José Manuel Fernandes
Numa notável crónica editada
este domingo no PÚBLICO, Ana Sá Lopes explicava
para que serve um jornal. Como é útil para
limpar o balcão de vidro de uma pastelaria, por exemplo.
Ou para embrulhar a panela do arroz para que este fique
solto, como se pretende.
Claro que há muitas outras utilidades que ela não
referiu - e pelo menos tão importantes. Forrar o
caixote do lixo. Ou embrulhar o peixe, num velho mercado.
Ou aconchegar os copos de vidro numa mudança. Ou...
por aí adiante.
Uma das coisas que devia fazer a humildade que quem escreve
nos jornais é perceber como a sua escrita é
efémera, como ao fim de umas horas já há
outro jornal para ler, como daqui por uns anos quem quiser
saber o que escrevemos terá de mergulhar nos volumes,
de páginas amareladas e a desfazer-se, de uma qualquer
hemeroteca (estou a esquecer-me dos novos arquivos electrónicos,
mas é de propósito: é que não
vem a propósito do que vos quero dizer) ou nas prateleiras
empoeiradas de um arquivo.
Por isso sempre tive a noção de que um livro
é outra coisa - mesmo esses livros fáceis
que reúnem crónicas de jornais. Um livro guarda-se
numa estante, pousa-se na mesinha de cabeceira, lê-se
na cama ou mergulhado numa banheira, folheia-se mil vezes,
volta a pôr-se na estante, empresta-se a um amigo,
relê-se 20 anos depois - ou 20 dias -, redescobre-se
com a sensação de que nunca morre, nunca desaparece.
E, depois, há livros e livros. Os que entram na nossa
vida. Os que nos fazem olhar para o mundo de outra maneira
- e para nós também. Os que nunca abrimos
mas sabemos que estão lá, para quando for
preciso. Os que fechamos depois das primeiras páginas
para a eles regressar anos passados. Os que nos fazem passar
noites em claro.
Para um especialista do imediato e do efémero, como
é um jornalista, o livro é de uma outra dimensão
- e por isso há qualquer coisa de quase sagrado que
sentimos estar a violar quando (como agora o PÚBLICO
vai fazer) vamos juntar um livro, uma colecção
de livros, a um jornal. Distribuí-los em conjunto.
Espalhá-los por milhares de bancas e quiosques. Acreditar
que é possível levar assim mais livros, muito
mais livros, junto de uma audiência muito mais vasta.
Tendo a ousadia de tentar que uma selecção
de grandes romances do século passado entrem em casas
onde não há livros, ou onde faltam edições
com a qualidade das que propomos, ou onde de tanto lidos
e emprestados obras como "O Nome da Rosa", ou
"1984", ou "O Ano da Morte de Ricardo Reis",
ou outro qualquer, já têm folhas a descolar-se.
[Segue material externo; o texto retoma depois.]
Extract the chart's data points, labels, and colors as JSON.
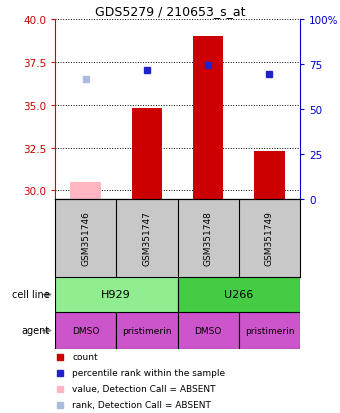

Ou pensando apenas que há livros que se gosta de
ter repetidos, que há prazer em olhar para uma estante,
fazer uma colecção, acreditar que mesmo que
não seja agora que vou ler o que comprei, eu ou alguém
pegará um dia naquele livro e com ele viajará
(viaja-se sempre nas páginas de um livro, mesmo quando
ele não sai na nossa rua).
Não é a primeira vez que o PÚBLICO
propõe ao seus leitores colecções de
livros, mas nunca antes o fez com o mesmo cuidado de selecção
e com tanta qualidade de execução e acabamento.
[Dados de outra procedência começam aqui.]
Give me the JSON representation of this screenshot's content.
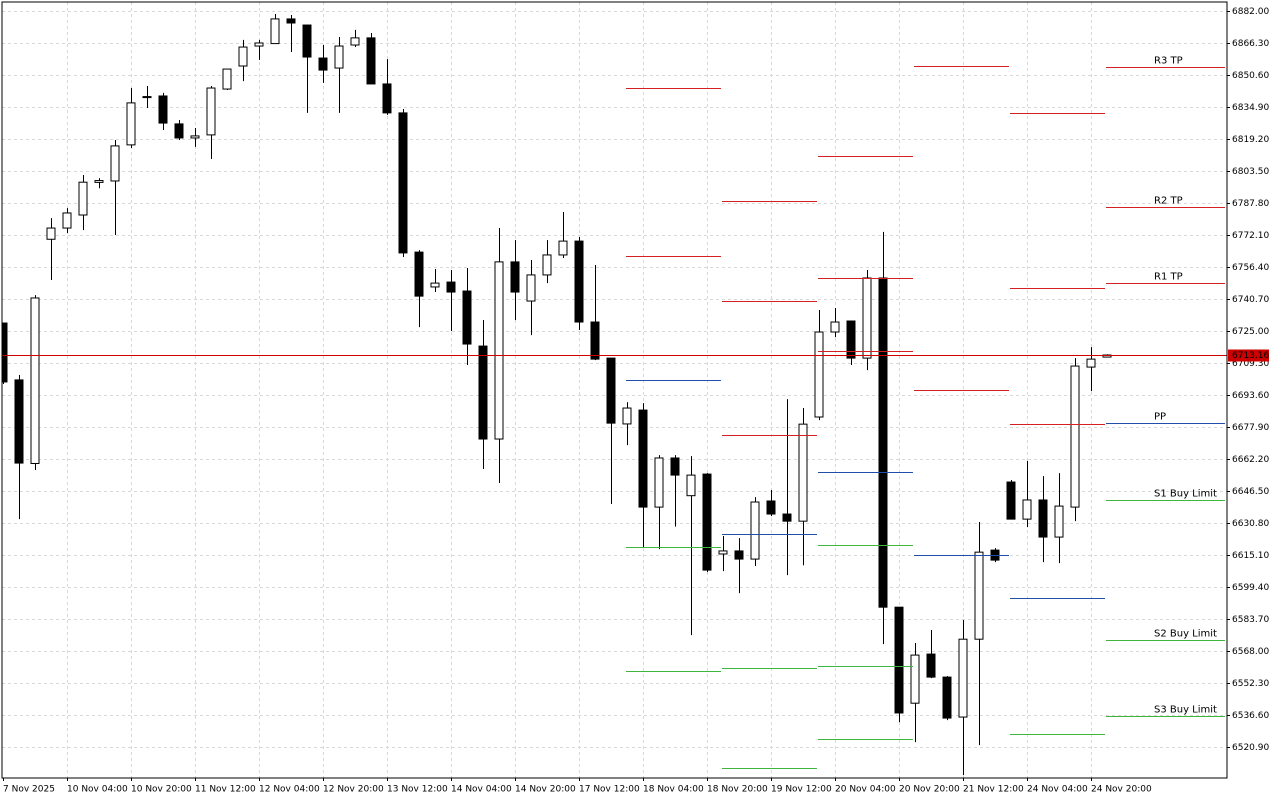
{
  "chart_data": {
    "type": "candlestick",
    "categories": [
      "7 Nov 2025",
      null,
      null,
      null,
      "10 Nov 04:00",
      null,
      null,
      null,
      "10 Nov 20:00",
      null,
      null,
      null,
      "11 Nov 12:00",
      null,
      null,
      null,
      "12 Nov 04:00",
      null,
      null,
      null,
      "12 Nov 20:00",
      null,
      null,
      null,
      "13 Nov 12:00",
      null,
      null,
      null,
      "14 Nov 04:00",
      null,
      null,
      null,
      "14 Nov 20:00",
      null,
      null,
      null,
      "17 Nov 12:00",
      null,
      null,
      null,
      "18 Nov 04:00",
      null,
      null,
      null,
      "18 Nov 20:00",
      null,
      null,
      null,
      "19 Nov 12:00",
      null,
      null,
      null,
      "20 Nov 04:00",
      null,
      null,
      null,
      "20 Nov 20:00",
      null,
      null,
      null,
      "21 Nov 12:00",
      null,
      null,
      null,
      "24 Nov 04:00",
      null,
      null,
      null,
      "24 Nov 20:00",
      null
    ],
    "open": [
      6728.9,
      6701,
      6660,
      6770,
      6775.5,
      6781.9,
      6797.9,
      6798.6,
      6816.3,
      6839.5,
      6840.3,
      6826.6,
      6819.7,
      6821.2,
      6843.7,
      6855,
      6864.8,
      6866,
      6878.1,
      6875.1,
      6858.9,
      6854,
      6865.3,
      6868.8,
      6846.2,
      6832,
      6763.7,
      6746.6,
      6749,
      6744.6,
      6717.6,
      6672,
      6758.9,
      6739.7,
      6752.5,
      6762.3,
      6769.1,
      6729.4,
      6711.7,
      6679.4,
      6686.2,
      6638.6,
      6662.7,
      6644.2,
      6654.8,
      6615.6,
      6617.1,
      6613.1,
      6641.6,
      6635.2,
      6631.7,
      6682.8,
      6724.5,
      6729.9,
      6711.7,
      6751,
      6589.5,
      6542.4,
      6566.5,
      6555.2,
      6535.6,
      6573.8,
      6617.5,
      6650.9,
      6632.7,
      6642.1,
      6623.9,
      6638.6,
      6707.3,
      6712.2
    ],
    "high": [
      6729,
      6703.4,
      6742.6,
      6780.4,
      6785.3,
      6801.5,
      6800,
      6818.7,
      6844.2,
      6845.2,
      6841.8,
      6828.5,
      6824.6,
      6845.2,
      6853.5,
      6867.8,
      6867.8,
      6880.5,
      6880,
      6875.1,
      6865.3,
      6869.2,
      6872.7,
      6871.2,
      6858.4,
      6833.9,
      6764.7,
      6755.4,
      6754.9,
      6755.9,
      6730.4,
      6775.5,
      6769.6,
      6759.8,
      6769.6,
      6783.4,
      6771.1,
      6757.4,
      6711.7,
      6690.1,
      6689.6,
      6664.1,
      6664.1,
      6663.6,
      6655.3,
      6624.4,
      6623.4,
      6643.5,
      6647,
      6691.6,
      6687.2,
      6735.3,
      6736.3,
      6729.9,
      6754.9,
      6773.6,
      6589.5,
      6571.9,
      6578.3,
      6555.7,
      6583.2,
      6631.3,
      6618.5,
      6651.9,
      6661.2,
      6653.8,
      6655.3,
      6711.7,
      6717.1,
      6713.6
    ],
    "low": [
      6699,
      6632.7,
      6656.8,
      6750,
      6773,
      6774.5,
      6795,
      6772.1,
      6814.8,
      6834.4,
      6823.6,
      6818.7,
      6815.3,
      6809.4,
      6843.2,
      6847.6,
      6858,
      6866,
      6861.9,
      6832,
      6846.7,
      6832,
      6864.3,
      6846.2,
      6831,
      6761.3,
      6726.9,
      6744.1,
      6725,
      6708.3,
      6657.3,
      6650.4,
      6730.4,
      6723,
      6748.5,
      6760.8,
      6725.5,
      6710.7,
      6640.1,
      6669,
      6619,
      6618,
      6629,
      6575.8,
      6606.7,
      6607.2,
      6596.4,
      6609.7,
      6634.2,
      6605.2,
      6610.1,
      6681.3,
      6722,
      6708.3,
      6705.8,
      6571.4,
      6533.1,
      6523.3,
      6554.7,
      6534.1,
      6507.1,
      6521.8,
      6611.6,
      6632.7,
      6628.8,
      6611.6,
      6611.1,
      6631.7,
      6695.5,
      6712.2
    ],
    "close": [
      6700,
      6660.2,
      6741.2,
      6775.5,
      6782.9,
      6798,
      6798.8,
      6815.8,
      6836.9,
      6840,
      6827,
      6819.7,
      6820.7,
      6844.2,
      6853.5,
      6864.3,
      6866.3,
      6878.1,
      6876.1,
      6859.4,
      6853,
      6864.8,
      6868.8,
      6846.2,
      6832,
      6763.3,
      6742.1,
      6748.5,
      6744.1,
      6718.6,
      6672,
      6758.9,
      6744.1,
      6752.5,
      6762.3,
      6769.1,
      6729.4,
      6711.2,
      6679.8,
      6687.2,
      6638.6,
      6662.7,
      6654.3,
      6654.3,
      6607.7,
      6617.1,
      6613.1,
      6641.1,
      6635.2,
      6631.7,
      6679.3,
      6724.5,
      6729.4,
      6711.7,
      6751,
      6589.5,
      6537.6,
      6566,
      6555.2,
      6535.1,
      6573.8,
      6616.5,
      6612.6,
      6632.7,
      6642.1,
      6623.9,
      6639.1,
      6707.8,
      6711.2,
      6713.2
    ],
    "up_color": "#ffffff",
    "down_color": "#000000",
    "ylim": [
      6505.7,
      6886.4
    ],
    "yticks": [
      {
        "value": 6882.0,
        "label": "6882.00"
      },
      {
        "value": 6866.3,
        "label": "6866.30"
      },
      {
        "value": 6850.6,
        "label": "6850.60"
      },
      {
        "value": 6834.9,
        "label": "6834.90"
      },
      {
        "value": 6819.2,
        "label": "6819.20"
      },
      {
        "value": 6803.5,
        "label": "6803.50"
      },
      {
        "value": 6787.8,
        "label": "6787.80"
      },
      {
        "value": 6772.1,
        "label": "6772.10"
      },
      {
        "value": 6756.4,
        "label": "6756.40"
      },
      {
        "value": 6740.7,
        "label": "6740.70"
      },
      {
        "value": 6725.0,
        "label": "6725.00"
      },
      {
        "value": 6709.3,
        "label": "6709.30"
      },
      {
        "value": 6693.6,
        "label": "6693.60"
      },
      {
        "value": 6677.9,
        "label": "6677.90"
      },
      {
        "value": 6662.2,
        "label": "6662.20"
      },
      {
        "value": 6646.5,
        "label": "6646.50"
      },
      {
        "value": 6630.8,
        "label": "6630.80"
      },
      {
        "value": 6615.1,
        "label": "6615.10"
      },
      {
        "value": 6599.4,
        "label": "6599.40"
      },
      {
        "value": 6583.7,
        "label": "6583.70"
      },
      {
        "value": 6568.0,
        "label": "6568.00"
      },
      {
        "value": 6552.3,
        "label": "6552.30"
      },
      {
        "value": 6536.6,
        "label": "6536.60"
      },
      {
        "value": 6520.9,
        "label": "6520.90"
      }
    ],
    "grid": true,
    "last_price": 6713.16,
    "last_price_color": "#cc0000",
    "levels": [
      {
        "name": "R3 TP",
        "color": "#d42020",
        "values": [
          null,
          6788.8,
          6810.8,
          null,
          6832,
          6854.5
        ]
      },
      {
        "name": "R2 TP",
        "color": "#d42020",
        "values": [
          6844.2,
          6739.7,
          6751,
          6855,
          6746.1,
          6785.8
        ]
      },
      {
        "name": "R1 TP",
        "color": "#d42020",
        "values": [
          6761.8,
          6673.9,
          6715.2,
          6696,
          6679.3,
          6748.5
        ]
      },
      {
        "name": "PP",
        "color": "#1f4fa8",
        "values": [
          6700.9,
          6625.4,
          6655.8,
          6615.1,
          6593.9,
          6679.8
        ]
      },
      {
        "name": "S1 Buy Limit",
        "color": "#3cb63c",
        "values": [
          6618.9,
          6559.6,
          6619.9,
          null,
          6527.2,
          6642.1
        ]
      },
      {
        "name": "S2 Buy Limit",
        "color": "#3cb63c",
        "values": [
          6558.1,
          6510.5,
          6560.6,
          null,
          null,
          6573.3
        ]
      },
      {
        "name": "S3 Buy Limit",
        "color": "#3cb63c",
        "values": [
          null,
          null,
          6524.8,
          null,
          null,
          6536.1
        ]
      }
    ]
  }
}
Nem propondo títulos tão recentes e importantes.
Se acreditamos - como acreditamos - que toda a comunicação
social é serviço público, se acreditamos
- como acreditamos - que tudo o que se fizer pelo livro
e pela leitura é um investimento no país e
nos portugueses, e que essa é também a nossa
obrigação, então esta colecção
ainda faz mais sentido.
Durante 30 semanas sabemos que o jornal, às quartas-feiras,
não escapará ao seu destino de, lido na voragem
de dias apressados, acabar a ser utilizado por alguém
que apenas deseja limpar melhor o vidro de uma montra -
mas acreditamos que o livro que o acompanha será
guardado, coleccionado, folheado, lido, emprestado, usado.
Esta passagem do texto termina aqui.